Eager to banish lingering shadows of the Vietnam War, President Barack Obama lifted the U.S. embargo on selling arms to America's former enemy Monday and made the case for a more trusting and prosperous relationship going forward.

Activists said the president was being too quick to gloss over serious human rights abuses in his push to establish warmer ties.

After spending his first day in Vietnam shuttling among meetings with different government leaders, Obama will spend the next two days speaking directly to the Vietnamese people and meeting with civil society groups and young entrepreneurs.

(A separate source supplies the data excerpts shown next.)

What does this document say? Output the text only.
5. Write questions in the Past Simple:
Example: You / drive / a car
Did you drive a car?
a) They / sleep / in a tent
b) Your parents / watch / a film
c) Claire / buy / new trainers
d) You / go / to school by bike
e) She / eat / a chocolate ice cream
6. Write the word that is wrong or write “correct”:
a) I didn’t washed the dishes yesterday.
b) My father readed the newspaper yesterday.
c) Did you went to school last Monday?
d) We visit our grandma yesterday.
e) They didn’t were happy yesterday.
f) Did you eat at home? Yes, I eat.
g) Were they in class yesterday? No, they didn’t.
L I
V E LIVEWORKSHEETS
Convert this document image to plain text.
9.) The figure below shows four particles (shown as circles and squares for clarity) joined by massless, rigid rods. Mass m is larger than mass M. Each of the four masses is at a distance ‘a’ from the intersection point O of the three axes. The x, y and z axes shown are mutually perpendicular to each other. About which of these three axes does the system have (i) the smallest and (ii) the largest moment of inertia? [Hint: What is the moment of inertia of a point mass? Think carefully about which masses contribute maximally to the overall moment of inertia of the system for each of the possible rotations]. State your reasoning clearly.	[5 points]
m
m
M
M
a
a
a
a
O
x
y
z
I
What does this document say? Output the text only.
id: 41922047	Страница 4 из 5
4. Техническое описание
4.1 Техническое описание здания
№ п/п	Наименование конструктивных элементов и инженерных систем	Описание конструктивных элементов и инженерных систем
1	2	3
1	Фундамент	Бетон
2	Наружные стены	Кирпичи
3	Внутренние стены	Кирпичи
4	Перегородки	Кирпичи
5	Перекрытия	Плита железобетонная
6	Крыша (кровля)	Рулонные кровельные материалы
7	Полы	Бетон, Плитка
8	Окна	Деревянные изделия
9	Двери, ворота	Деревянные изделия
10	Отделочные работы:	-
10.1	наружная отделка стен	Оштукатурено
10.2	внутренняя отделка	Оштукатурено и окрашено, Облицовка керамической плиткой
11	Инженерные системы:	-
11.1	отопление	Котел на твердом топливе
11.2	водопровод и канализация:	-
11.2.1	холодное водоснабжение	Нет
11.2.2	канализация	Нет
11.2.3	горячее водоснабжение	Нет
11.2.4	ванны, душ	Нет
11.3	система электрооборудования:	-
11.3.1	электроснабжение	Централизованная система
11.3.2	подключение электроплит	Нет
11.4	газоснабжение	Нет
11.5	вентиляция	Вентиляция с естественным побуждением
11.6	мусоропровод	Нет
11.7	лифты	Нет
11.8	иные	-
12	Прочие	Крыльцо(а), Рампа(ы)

It's all part of his effort to "upgrade" the U.S. relationship with an emerging economic power in Southeast Asia and a nation that the U.S. also hopes can serve as a counterweight to Chinese aggression in the region.

Tracing the arc of the U.S.-Vietnamese relationship through cooperation, conflict, "painful separation" and a long reconciliation, Obama marveled during a news conference with the Vietnamese president that "if you consider where we have been and where we are now, the transformation in the relations between our two countries is remarkable."

President Tran Dai Quang said later at a lavish state luncheon that he was grateful for the American people's efforts to put an end to "an unhappy chapter in the two countries' history," referring to the 1965-1975 U.S. war with Vietnam's communists, who now run the country.

The conflict killed 57,000 American military personnel and as many as 2 million Vietnamese military and civilians.

Quang added, though, that "the wounds of the war have not been fully healed in both countries."

Still, Quang said, both sides are determined to have a more cooperative relationship.

Locally, different perspectives certainly result in different opinions about Obama's visit to Vietnam.

Thai Dinh, who is a Vietnamese newsman, publishing daily newspaper and hosting a daily webcast for some 500,000 Vietnamese in Southern California, thinks it's very significant and historic.

"It's good that the Vietnamese will have American manpower in a war, a war with neighboring China," he said.

Dinh's quotes have been condensed a bit, as his English is halting but good.

Dinh said he learned English from other imprisoned dissidents in the seven years he spent in a Vietnamese jail after the war ended. His ''crime'' was publishing an underground-type magazine that the government didn't appreciate.

A few miles away, in the dim bar of the Veterans of Foreign Wars post in Anaheim, post Commander Gary Mason called Obama's visit to Vietnam a ''slap in the face."

He understands the regional threats, but said Vietnam "is a country that doesn't agree with us ideologically."

"I don't know if we can trust them. I wouldn't," Mason added.

Mason admitted he's still bitter over the treatment he and his fellow Vietnam veterans received when they came home 40 years ago.

"We were treated like criminals."

It's hard to imagine that now, but it was a reality.

Dinh understands that of course, but feels, as the President does, that it's time to move on.